Personal information
- Full name: Doudou Touré
- Date of birth: December 29, 1991 (age 34)
- Place of birth: Rosso, Mauritania
- Height: 6 ft 2 in (1.88 m)
- Position: Forward

Senior career*
- Years: Team / Apps / (Gls)
- 2008–2009: Monterrey B / 8 / (0)
- 2010: Vancouver Whitecaps / 5 / (0)
- 2010: Whitecaps Residency / 9 / (5)
- 2011: Vancouver Whitecaps FC U-23 / 3 / (0)
- 2012: Atlanta Red Star / 0 / (0)
- 2013–2014: San Luis de Quillota / 0 / (0)

= Doudou Touré =

Mauritanian footballer (born 1991)

Doudou Touré (born December 29, 1991) is a Mauritanian professional footballer who plays as a striker.

==Career==

===Youth===
Touré grew up in Nouakchott, before moving to the United States in 1998, settling with his family in Atlanta, Georgia. He attended Joseph Wheeler High School, played junior club soccer with Alpharetta United and Atlanta Fire United.

===Professional===
Touré turned professional in 2008, playing with the B team of Mexican side Monterrey. He trialed with Major League Soccer's FC Dallas in April 2008, and was set to sign for the team, but the transaction fell through.

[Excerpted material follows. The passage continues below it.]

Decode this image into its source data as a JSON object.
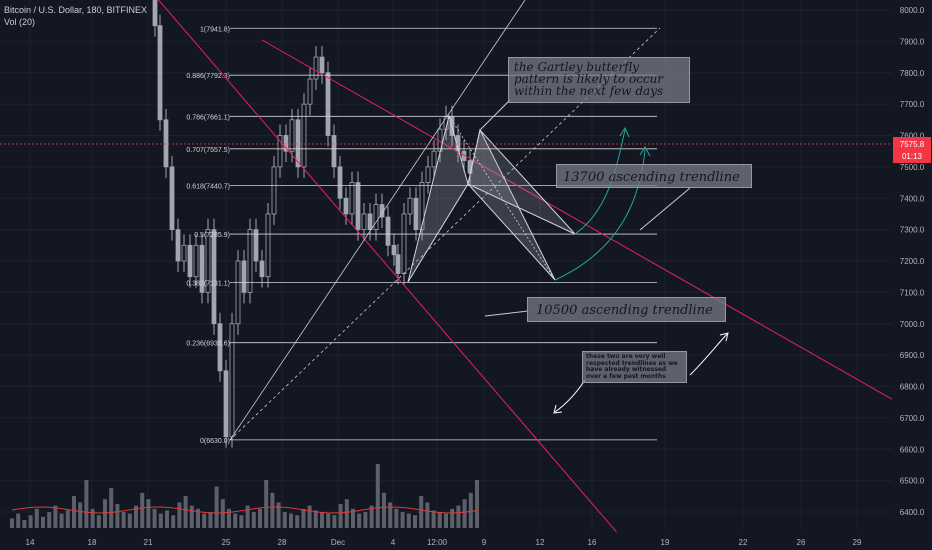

Attended trials with Columbus Crew and the Vancouver Whitecaps in April 2010. He signed a contract with the Whitecaps on May 10, 2010, and spent some time playing with the Vancouver Whitecaps Residency team in the USL Premier Development League, before making his Whitecaps debut on May 26, 2010, in a 2010 Canadian Championship game against Montreal Impact.

==Personal life==
Doudou's younger brother, Alhagi Touré, played college soccer at George Mason University before transferring to Clayton State University.